Jeff Yanko wb3jfs at cox.net
Sun Aug 7 00:47:31 PDT 2011

If anything, maybe this calls for another Chicken Little Contest to see who 
can come the closest to predicting re-entry.


Jeff  WB3JFS

----- Original Message ----- 
From: "Phil Karn" <karn at philkarn.net>
To: "James" <kb7tbt at gmail.com>
Cc: <amsat-bb at amsat.org>
Sent: Sunday, August 07, 2011 12:34 AM
Subject: [amsat-bb] Re: Life Expectancy ARISat-1

> On 8/6/11 8:55 PM, James wrote:
>> Thank you for your informative contribution..
>> Anyone with a real answer?
> Well, an educated guess can be made by looking at a plot of ISS altitude
> vs time:
> http://www.heavens-above.com/IssHeight.aspx
> The ISS is periodically reboosted, accounting for the sudden jumps in
> this sawtooth-like graph. Obviously ARISSat-1 won't be reboosted, so if
> you extrapolate the downward-sloping parts of the graph you can get a
> rough idea of what will happen.
> The ISS orbital decay rate varies with changes in upper atmospheric
> density with solar activity, but also because of changes in its attitude
> and the operation of the solar panels.
> The orbital decay rate also depends on qthe ballistic coefficient of the
> object.

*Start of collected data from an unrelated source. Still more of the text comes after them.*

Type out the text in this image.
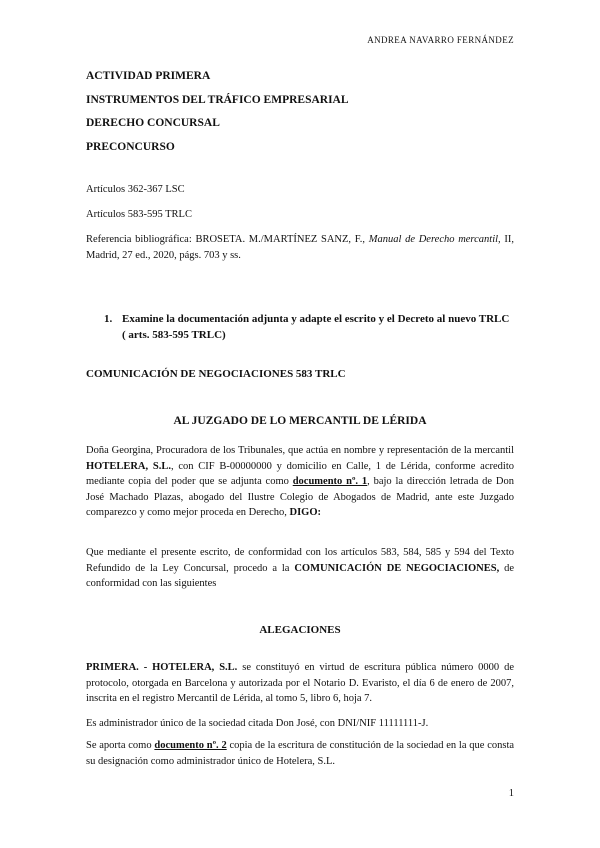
ANDREA NAVARRO FERNÁNDEZ
ACTIVIDAD PRIMERA
INSTRUMENTOS DEL TRÁFICO EMPRESARIAL
DERECHO CONCURSAL
PRECONCURSO

Artículos 362-367 LSC

Artículos 583-595 TRLC

Referencia bibliográfica: BROSETA. M./MARTÍNEZ SANZ, F., Manual de Derecho mercantil, II, Madrid, 27 ed., 2020, págs. 703 y ss.

1. Examine la documentación adjunta y adapte el escrito y el Decreto al nuevo TRLC ( arts. 583-595 TRLC)
COMUNICACIÓN DE NEGOCIACIONES 583 TRLC
AL JUZGADO DE LO MERCANTIL DE LÉRIDA
Doña Georgina, Procuradora de los Tribunales, que actúa en nombre y representación de la mercantil HOTELERA, S.L., con CIF B-00000000 y domicilio en Calle, 1 de Lérida, conforme acredito mediante copia del poder que se adjunta como documento nº. 1, bajo la dirección letrada de Don José Machado Plazas, abogado del Ilustre Colegio de Abogados de Madrid, ante este Juzgado comparezco y como mejor proceda en Derecho, DIGO:
Que mediante el presente escrito, de conformidad con los artículos 583, 584, 585 y 594 del Texto Refundido de la Ley Concursal, procedo a la COMUNICACIÓN DE NEGOCIACIONES, de conformidad con las siguientes
ALEGACIONES
PRIMERA. - HOTELERA, S.L. se constituyó en virtud de escritura pública número 0000 de protocolo, otorgada en Barcelona y autorizada por el Notario D. Evaristo, el día 6 de enero de 2007, inscrita en el registro Mercantil de Lérida, al tomo 5, libro 6, hoja 7.
Es administrador único de la sociedad citada Don José, con DNI/NIF 11111111-J.
Se aporta como documento nº. 2 copia de la escritura de constitución de la sociedad en la que consta su designación como administrador único de Hotelera, S.L.
1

This has units of mass divided by area -- the mass of the object
> divided by the cross-sectional area it presents in its direction of
> flight. The larger the ballistic coefficient, the less its deceleration
> from drag as it flies through the thin upper atmosphere.
> The ISS probably has a larger ballistic coefficient than any other
> satellite simply because it's so huge. The volume of most objects
> increases as the cube of the size while the cross-sectional area
> increases with the square. Since mass is usually a function of volume, a
> large object will generally have a higher ballistic coefficient and last
> longer in a given orbit than a small object.
> Obviously there are exceptions to the "large lives longer" rule such as
> the "Echo" balloons. The actual ballistic coefficient for any given
> satellite has to be computed from its actual mass and dimensions and its
> orientation relative to its velocity vector. The ISS is a huge
> satellite, but it also has lightweight solar wings that greatly increase
> its cross-sectional area without increasing its mass very much, so they
> decrease its ballistic coefficient somewhat.
> ARISSat-1 is far smaller than the ISS, but it is fairly heavy for its
> size and it lacks large solar wings that create a lot of drag. This will
> reduce its decay rate, but it will still probably decay more quickly
> than the ISS.
> It was tossed out the back of the ISS against the velocity vector, and
> that immediately put it in a lower energy orbit with a higher mean
> motion. But any further increase in mean motion will be due to orbital
> decay, and from that we should be able to estimate its ballistic
> coefficient and how it will likely behave in the future. Determining an
> exact lifetime would be difficult because of the difficulty of
> predicting solar activity, but a good estimate can probably be made.